Recently I'm considering to use Amazon RDS Multi-AZ deployment for a service in production environment, and I've read the related documents.
However, I have a question about the failover. In the FAQ of Amazon RDS, failover is described as follows:
Q: What happens during Multi-AZ failover and how long does it take?
Failover is automatically handled by Amazon RDS so that you can resume database operations as quickly as possible without administrative intervention. When failing over, Amazon RDS simply flips the canonical name record (CNAME) for your DB Instance to point at the standby, which is in turn promoted to become the new primary. We encourage you to follow best practices and implement database connection retry at the application layer. Failover times are a function of the time it takes crash recovery to complete. Start-to-finish, failover typically completes within three minutes.

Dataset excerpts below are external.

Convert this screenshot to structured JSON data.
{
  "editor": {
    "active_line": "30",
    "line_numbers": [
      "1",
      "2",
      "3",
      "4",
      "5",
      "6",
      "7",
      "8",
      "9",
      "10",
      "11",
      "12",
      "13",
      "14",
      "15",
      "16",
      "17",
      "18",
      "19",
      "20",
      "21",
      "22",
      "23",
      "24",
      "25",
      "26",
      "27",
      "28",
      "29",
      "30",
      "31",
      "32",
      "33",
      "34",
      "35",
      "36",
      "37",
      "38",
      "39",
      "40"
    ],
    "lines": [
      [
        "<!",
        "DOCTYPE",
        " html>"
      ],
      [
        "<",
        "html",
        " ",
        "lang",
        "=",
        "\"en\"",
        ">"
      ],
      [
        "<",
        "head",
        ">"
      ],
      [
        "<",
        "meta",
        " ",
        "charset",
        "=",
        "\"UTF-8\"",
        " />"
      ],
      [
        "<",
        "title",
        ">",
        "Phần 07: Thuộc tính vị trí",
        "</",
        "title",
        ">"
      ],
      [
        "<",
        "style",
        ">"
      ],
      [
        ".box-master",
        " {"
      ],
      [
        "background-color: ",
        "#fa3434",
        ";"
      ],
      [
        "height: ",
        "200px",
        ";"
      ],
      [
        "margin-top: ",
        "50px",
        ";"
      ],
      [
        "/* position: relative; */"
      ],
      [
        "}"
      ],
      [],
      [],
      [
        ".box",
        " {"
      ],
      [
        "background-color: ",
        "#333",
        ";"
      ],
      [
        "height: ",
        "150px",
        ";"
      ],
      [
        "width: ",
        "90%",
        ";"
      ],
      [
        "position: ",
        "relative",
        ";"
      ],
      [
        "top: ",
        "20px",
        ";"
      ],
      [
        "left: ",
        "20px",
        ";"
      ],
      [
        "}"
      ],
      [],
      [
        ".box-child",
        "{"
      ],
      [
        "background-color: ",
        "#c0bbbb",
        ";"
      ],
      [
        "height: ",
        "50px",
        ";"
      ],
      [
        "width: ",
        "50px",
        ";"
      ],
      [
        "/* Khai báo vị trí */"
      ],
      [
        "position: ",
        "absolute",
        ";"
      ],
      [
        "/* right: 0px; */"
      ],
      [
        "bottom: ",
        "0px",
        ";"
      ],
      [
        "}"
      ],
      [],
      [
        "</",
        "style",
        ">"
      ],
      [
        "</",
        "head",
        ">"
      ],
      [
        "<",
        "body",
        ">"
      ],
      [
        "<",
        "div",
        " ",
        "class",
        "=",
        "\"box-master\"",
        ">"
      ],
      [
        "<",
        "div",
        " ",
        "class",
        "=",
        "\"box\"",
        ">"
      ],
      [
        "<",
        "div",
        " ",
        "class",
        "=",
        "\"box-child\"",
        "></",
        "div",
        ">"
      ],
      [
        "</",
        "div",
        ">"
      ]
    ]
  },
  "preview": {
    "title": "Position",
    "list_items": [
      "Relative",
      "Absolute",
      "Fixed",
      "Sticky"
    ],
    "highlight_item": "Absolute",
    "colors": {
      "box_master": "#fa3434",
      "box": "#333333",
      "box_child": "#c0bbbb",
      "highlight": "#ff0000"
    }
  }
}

From the above description, I guess there must be a monitoring service which could detect failure of primary instance and do the flipping.

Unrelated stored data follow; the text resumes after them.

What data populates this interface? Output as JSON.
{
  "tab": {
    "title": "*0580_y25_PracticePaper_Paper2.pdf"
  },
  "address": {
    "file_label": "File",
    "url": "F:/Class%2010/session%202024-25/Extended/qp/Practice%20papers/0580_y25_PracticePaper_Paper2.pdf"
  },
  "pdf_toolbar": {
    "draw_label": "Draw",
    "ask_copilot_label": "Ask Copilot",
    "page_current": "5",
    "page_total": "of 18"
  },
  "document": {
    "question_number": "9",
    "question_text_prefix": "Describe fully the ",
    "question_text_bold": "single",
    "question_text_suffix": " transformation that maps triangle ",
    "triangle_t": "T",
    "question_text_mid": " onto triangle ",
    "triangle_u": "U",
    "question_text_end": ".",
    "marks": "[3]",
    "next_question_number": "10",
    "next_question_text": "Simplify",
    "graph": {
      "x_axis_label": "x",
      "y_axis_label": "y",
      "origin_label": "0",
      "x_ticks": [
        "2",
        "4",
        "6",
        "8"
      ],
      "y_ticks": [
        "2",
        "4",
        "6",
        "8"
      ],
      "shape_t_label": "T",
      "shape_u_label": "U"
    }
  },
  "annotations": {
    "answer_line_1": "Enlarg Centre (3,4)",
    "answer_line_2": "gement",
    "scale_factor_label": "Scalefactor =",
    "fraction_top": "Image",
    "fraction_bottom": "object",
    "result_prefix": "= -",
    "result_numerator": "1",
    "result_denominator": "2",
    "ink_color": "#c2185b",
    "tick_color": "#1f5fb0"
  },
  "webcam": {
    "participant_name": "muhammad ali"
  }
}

My question is, which AZ does this monitoring service host in? There are 3 possibilities: 1. Same AZ as the primary 2. Same AZ as the standby 3. Another AZ
Apparently 1&2 won't be the case, since it could not handle the situation that entire AZ being unavailable. So, if 3 is the case, what if the AZ of the monitoring service goes down? Is there another service to monitor this monitoring service? It seems to be an endless domino.
So, how is Amazon ensuring the availability of RDS in Multi-AZ deployment?